Monday, August 30, 2010

[luabind] Global table of classes from C++

These days I am playing with Lua and LuaBind (yet another game project, more on that hopefuly soon). LuaBind is really quite amazing and is a perfect complement to Lua for C++ programmers.

There is one thing, however, that gave me a lot of trouble. I wanted to define from C++ a global table of class instances in the Lua script. With LuaBind you can easily define globals using luabind::globals. For instance, here is how to define, from C++, a global named 'test' and having 1234 for value:

luabind::globals(luaState)[ "test" ] = 1234;

In LuaBind (v0.9), a table is created using luabind::newtable, which returns a generic object. For instance:


luabind::object table = luabind::newtable( luaState );
table[ "Instance1" ] = new MyClass( "A" );
table[ "Instance2" ] = new MyClass( "B" );
table[ "Instance3" ] = new MyClass( "C" );


where 'MyClass' is a C++ class previously registered into LuaBind.

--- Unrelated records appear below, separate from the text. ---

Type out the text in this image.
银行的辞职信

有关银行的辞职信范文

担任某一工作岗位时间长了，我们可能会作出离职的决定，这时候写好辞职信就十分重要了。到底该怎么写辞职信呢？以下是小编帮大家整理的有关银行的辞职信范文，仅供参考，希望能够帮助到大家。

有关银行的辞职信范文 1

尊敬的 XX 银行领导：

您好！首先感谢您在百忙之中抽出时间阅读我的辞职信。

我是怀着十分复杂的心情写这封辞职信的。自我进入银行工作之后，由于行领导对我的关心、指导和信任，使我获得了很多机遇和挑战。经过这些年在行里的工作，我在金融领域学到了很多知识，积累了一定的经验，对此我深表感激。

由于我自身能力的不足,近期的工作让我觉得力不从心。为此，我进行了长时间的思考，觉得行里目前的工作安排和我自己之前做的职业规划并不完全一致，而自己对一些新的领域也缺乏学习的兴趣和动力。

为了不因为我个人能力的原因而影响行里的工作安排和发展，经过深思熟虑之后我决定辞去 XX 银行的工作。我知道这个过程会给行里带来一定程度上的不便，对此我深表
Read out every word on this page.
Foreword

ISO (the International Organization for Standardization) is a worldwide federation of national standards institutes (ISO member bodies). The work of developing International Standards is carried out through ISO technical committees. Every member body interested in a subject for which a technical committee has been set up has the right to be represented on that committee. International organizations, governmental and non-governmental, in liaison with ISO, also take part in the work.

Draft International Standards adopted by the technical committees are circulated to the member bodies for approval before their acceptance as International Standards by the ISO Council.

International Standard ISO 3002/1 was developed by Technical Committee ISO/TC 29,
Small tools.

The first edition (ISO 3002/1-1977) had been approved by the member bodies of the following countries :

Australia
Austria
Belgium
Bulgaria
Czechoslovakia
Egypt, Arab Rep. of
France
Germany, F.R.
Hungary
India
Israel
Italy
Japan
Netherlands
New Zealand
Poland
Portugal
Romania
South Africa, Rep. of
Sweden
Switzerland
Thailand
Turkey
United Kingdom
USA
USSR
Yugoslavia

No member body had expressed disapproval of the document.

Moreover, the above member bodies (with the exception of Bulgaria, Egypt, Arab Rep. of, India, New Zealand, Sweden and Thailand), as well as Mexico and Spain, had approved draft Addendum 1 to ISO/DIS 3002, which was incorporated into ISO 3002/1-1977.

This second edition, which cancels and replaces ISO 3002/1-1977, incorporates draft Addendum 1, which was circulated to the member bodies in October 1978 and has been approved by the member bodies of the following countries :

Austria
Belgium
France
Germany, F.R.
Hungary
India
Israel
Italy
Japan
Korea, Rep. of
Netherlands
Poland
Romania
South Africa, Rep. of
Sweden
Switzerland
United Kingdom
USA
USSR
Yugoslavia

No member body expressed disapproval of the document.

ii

Defining the table as a global is as easy as:


luabind::globals(luaState)[ "AllInstances" ] = table;


This was working fine, but the code would keep randomly crashing after the lua script execution. This was really a strange behavior. Fortunately, this post saved my day.

The problem is not with the code above, but with the context around it. Here is the entire function running my script:


void threadLua()
{
...
lua_State* luaState = lua_open();
luabind::open(luaState);
...
luabind::object table = luabind::newtable(luaState);
table[ "Instance1" ] = new MyClass( 1 );
table[ "Instance2" ] = new MyClass( 2 );
table[ "Instance3" ] = new MyClass( 2 );
luabind::globals(luaState)["TableOfInstances"] = table;
...
int ret = luaL_dostring(luaState, program);
...
lua_close(luaState);
} /// things would crash here


So what's wrong? Well, lua_close destroys the lua context. Unfortunately, my seemingly innocent object 'table' is still alive when this happens. And as it turns out, the destructor of a luabind::object does expect the lua context to still be valid. Hence the crash. The fix is desperately simple - it is enough to limit the scope of the variable:


void threadLua()
{
...
lua_State* luaState = lua_open();
luabind::open(luaState);
...
{
luabind::object table = luabind::newtable(luaState);
table[ "Instance1" ] = new MyClass( 1 );
table[ "Instance2" ] = new MyClass( 2 );
table[ "Instance3" ] = new MyClass( 2 );
luabind::globals(luaState)["TableOfInstances"] = table;
} /// keep this: 'table' must not live after this point
...
int ret = luaL_dostring(luaState, program);
...
lua_close(luaState);
} /// no crash!


This one was painful to find out so I thought it was worth a post!